- Nickname: "Lelle"
- Born: Ingvar Lennart Pettersson 1 February 1951 (age 75) Uppsala, Sweden
- Allegiance: Sweden
- Branch: Swedish Air Force
- Service years: 1968–2006
- Rank: Brigadier general
- Commands: Blekinge Wing Air Force Tactical Command
- Sports career
- Nationality: Swedish
- Sport: Modern pentathlon
- Retired: 1984

Medal record
Men's modern pentathlon
Representing Sweden
Olympic Games
| Bronze medal – third place | 1980 Moskva | Team |

= Lennart Pettersson (pentathlete) =

Swedish modern pentathlete

Brigadier General Ingvar Lennart Pettersson (born 1 February 1951) is a retired Swedish Air Force officer and former modern pentathlete. He competed at the 1980 Summer Olympics, winning a bronze medal in the team event.

==Early life==
Pettersson was born on 1 February 1951 in Uppsala, Sweden, the son of Ingvar Pettersson and his wife May (née Svanberg). He grew up in Knivsta in Uppland. During his school days, Pettersson got the opportunity to do a work life orientation at Uppland Wing (F 16) in Uppsala after the father of one of his friends worked at the wing and arranged a place for him. Pettersson was good at most sports, but his physical education teacher encouraged him to focus on modern pentathlon. Thanks to the modern pentathlon, Pettersson started riding as a 14-year-old. It was at the Royal Norrland Dragoons (K 4) in Umeå, at that time there were still cavalry left there. Pettersson eventually moved to Uppsala where he continued to ride once a week as part of the pentathlon training. In 1967, he applied for flight training in Ljungbyhed and got accepted. Pettersson was 16 years old when, on Sunday, 28 January 1968, he got on the train in Knivsta to go to Ljungbyhed to enroll at the Swedish Air Force Flying School.

==Career==

===Military career===
Pettersson attended the Swedish Air Force Flying School from 1968 to 1970. In the fall of 1970, as a 19-year-old, Pettersson came to Uppland Wing (F 16) flight school and was thus Sweden's youngest pilot. He was stationed at Västmanland Wing (F 1) in Västerås. For twelve years he flew the Saab 35 Draken but was transferred in 1982 to Bråvalla Wing (F 13) in Norrköping to fly the interceptor fighter version of Saab 37 Viggen. Pettersson belonged to the first group on the new aircraft system. There he was later promoted to squadron commander of "Martin Blå", 2nd squadron/F 13. He attended the Swedish National Defence College from 1982 to 1983. In 1990, he had started attending the higher course at the Swedish Armed Forces Staff College (MHS) in Stockholm when he was diagnosed with laryngeal cancer. In 1991, he graduated from MHS and received new duties, this time in the Air Staff. He was given responsibility for the development of a warning and countermeasures system for the JA 37 fighter interceptor in project TK ("E/W") (electronic warfare). The result was the U95 radar jamming pod, developed especially for the JA 37 system with the prerequisites to also function in the Saab JAS 39 Gripen.

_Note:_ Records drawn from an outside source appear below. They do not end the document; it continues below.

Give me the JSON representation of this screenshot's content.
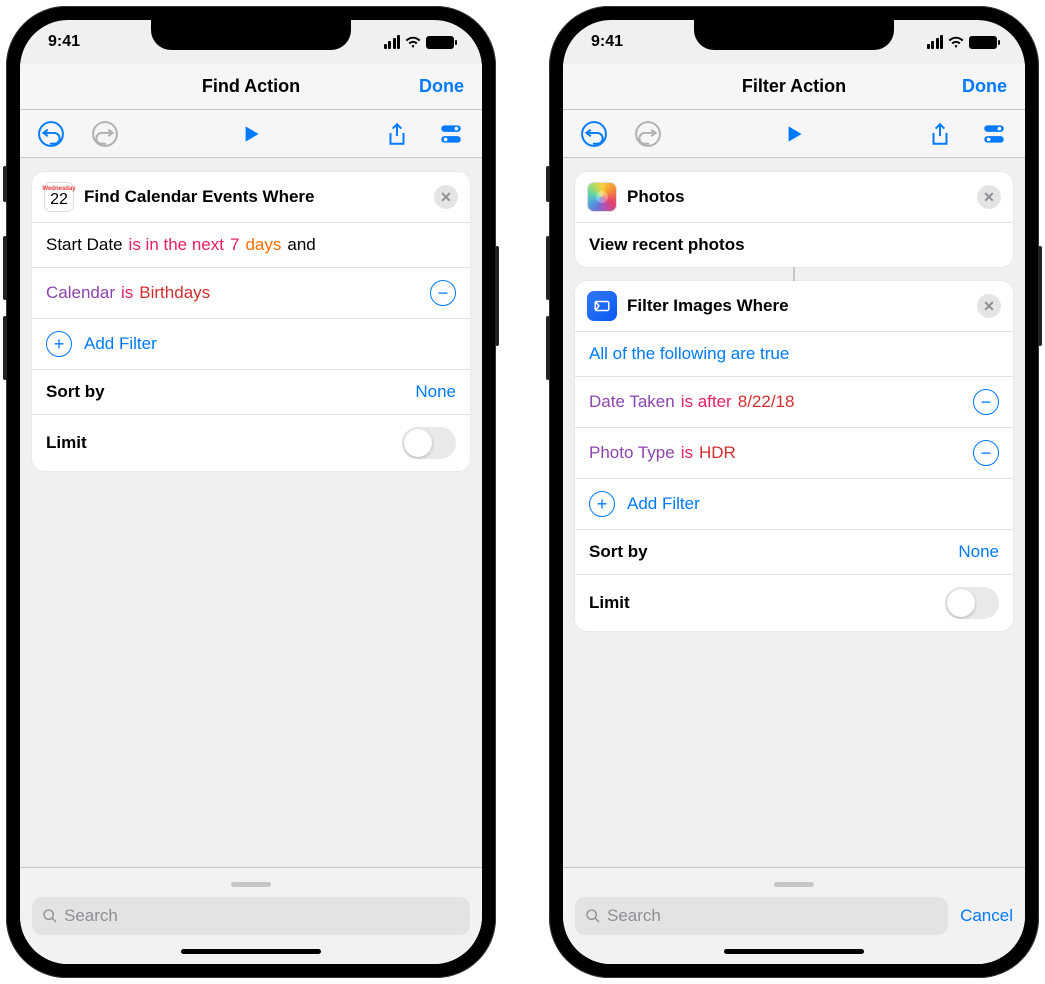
{
  "status": {
    "time": "9:41"
  },
  "left": {
    "nav": {
      "title": "Find Action",
      "done": "Done"
    },
    "card": {
      "title": "Find Calendar Events Where",
      "r1": {
        "field": "Start Date",
        "op": "is in the next",
        "num": "7",
        "unit": "days",
        "and": "and"
      },
      "r2": {
        "field": "Calendar",
        "op": "is",
        "val": "Birthdays"
      },
      "addFilter": "Add Filter",
      "sortBy": {
        "label": "Sort by",
        "value": "None"
      },
      "limit": "Limit",
      "cal": {
        "day": "Wednesday",
        "num": "22"
      }
    },
    "search": {
      "placeholder": "Search"
    }
  },
  "right": {
    "nav": {
      "title": "Filter Action",
      "done": "Done"
    },
    "photosCard": {
      "title": "Photos",
      "subtitle": "View recent photos"
    },
    "filterCard": {
      "title": "Filter Images Where",
      "allTrue": "All of the following are true",
      "r1": {
        "field": "Date Taken",
        "op": "is after",
        "val": "8/22/18"
      },
      "r2": {
        "field": "Photo Type",
        "op": "is",
        "val": "HDR"
      },
      "addFilter": "Add Filter",
      "sortBy": {
        "label": "Sort by",
        "value": "None"
      },
      "limit": "Limit"
    },
    "search": {
      "placeholder": "Search",
      "cancel": "Cancel"
    }
  }
}
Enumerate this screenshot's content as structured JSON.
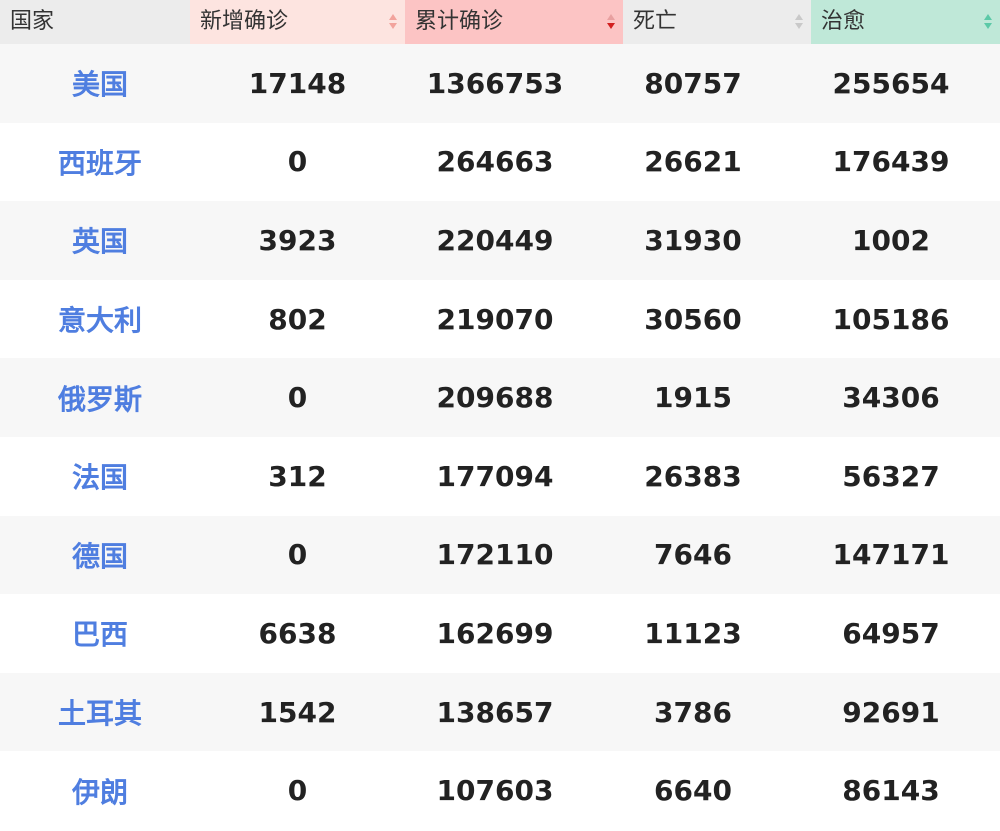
{
  "colors": {
    "country_link": "#4f7ee0",
    "header_country_bg": "#ececec",
    "header_new_bg": "#fde4e0",
    "header_total_bg": "#fcc4c4",
    "header_death_bg": "#ececec",
    "header_recovered_bg": "#bfe8d8",
    "sort_inactive": "#c9c9c9",
    "sort_new": "#f2a39c",
    "sort_total_up": "#e8a0a0",
    "sort_total_down": "#d21f1f",
    "sort_recovered": "#5cc9a7"
  },
  "table": {
    "headers": [
      {
        "label": "国家",
        "sortable": false
      },
      {
        "label": "新增确诊",
        "sortable": true
      },
      {
        "label": "累计确诊",
        "sortable": true,
        "active": "descending"
      },
      {
        "label": "死亡",
        "sortable": true
      },
      {
        "label": "治愈",
        "sortable": true
      }
    ],
    "rows": [
      {
        "country": "美国",
        "new": "17148",
        "total": "1366753",
        "deaths": "80757",
        "recovered": "255654"
      },
      {
        "country": "西班牙",
        "new": "0",
        "total": "264663",
        "deaths": "26621",
        "recovered": "176439"
      },
      {
        "country": "英国",
        "new": "3923",
        "total": "220449",
        "deaths": "31930",
        "recovered": "1002"
      },
      {
        "country": "意大利",
        "new": "802",
        "total": "219070",
        "deaths": "30560",
        "recovered": "105186"
      },
      {
        "country": "俄罗斯",
        "new": "0",
        "total": "209688",
        "deaths": "1915",
        "recovered": "34306"
      },
      {
        "country": "法国",
        "new": "312",
        "total": "177094",
        "deaths": "26383",
        "recovered": "56327"
      },
      {
        "country": "德国",
        "new": "0",
        "total": "172110",
        "deaths": "7646",
        "recovered": "147171"
      },
      {
        "country": "巴西",
        "new": "6638",
        "total": "162699",
        "deaths": "11123",
        "recovered": "64957"
      },
      {
        "country": "土耳其",
        "new": "1542",
        "total": "138657",
        "deaths": "3786",
        "recovered": "92691"
      },
      {
        "country": "伊朗",
        "new": "0",
        "total": "107603",
        "deaths": "6640",
        "recovered": "86143"
      }
    ]
  }
}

In the mid-1990s, he served as chief administrator for flight systems at the Air Force Tactical Center in Linköping. Pettersson served in Blekinge Wing in Kallinge from 1995 to 1997 and in the National Aeronautical Research Institute in Stockholm from 1997 to 1998. Pettersson served as commander of Blekinge Wing from 1998 to 2000. He was promoted to brigadier general and appointed commander of the Air Force Tactical Command in Uppsala from 1 January 2003.

===Sports career===
Pettersson is three time Swedish champion in modern pentathlon. He competed as a modern pentathlete at the 1980 Summer Olympics, winning a bronze medal in the team event. He was not selected for the 1984 Summer Olympics and he then decided to stop being an active modern pentathlete. Pettersson was the head coach of the Swedish national team in modern pentathlon from 1992 to 1996. After a few years' break, in 2000 he was elected chairman of the modern pentathlon in Sweden. The following year, he was elected a board member of the Swedish Olympic Committee.

==Personal life==
In 1964, Pettersson married Jane Pettersson (born 1952), the daughter of Per-Elon and Marianne Pettersson.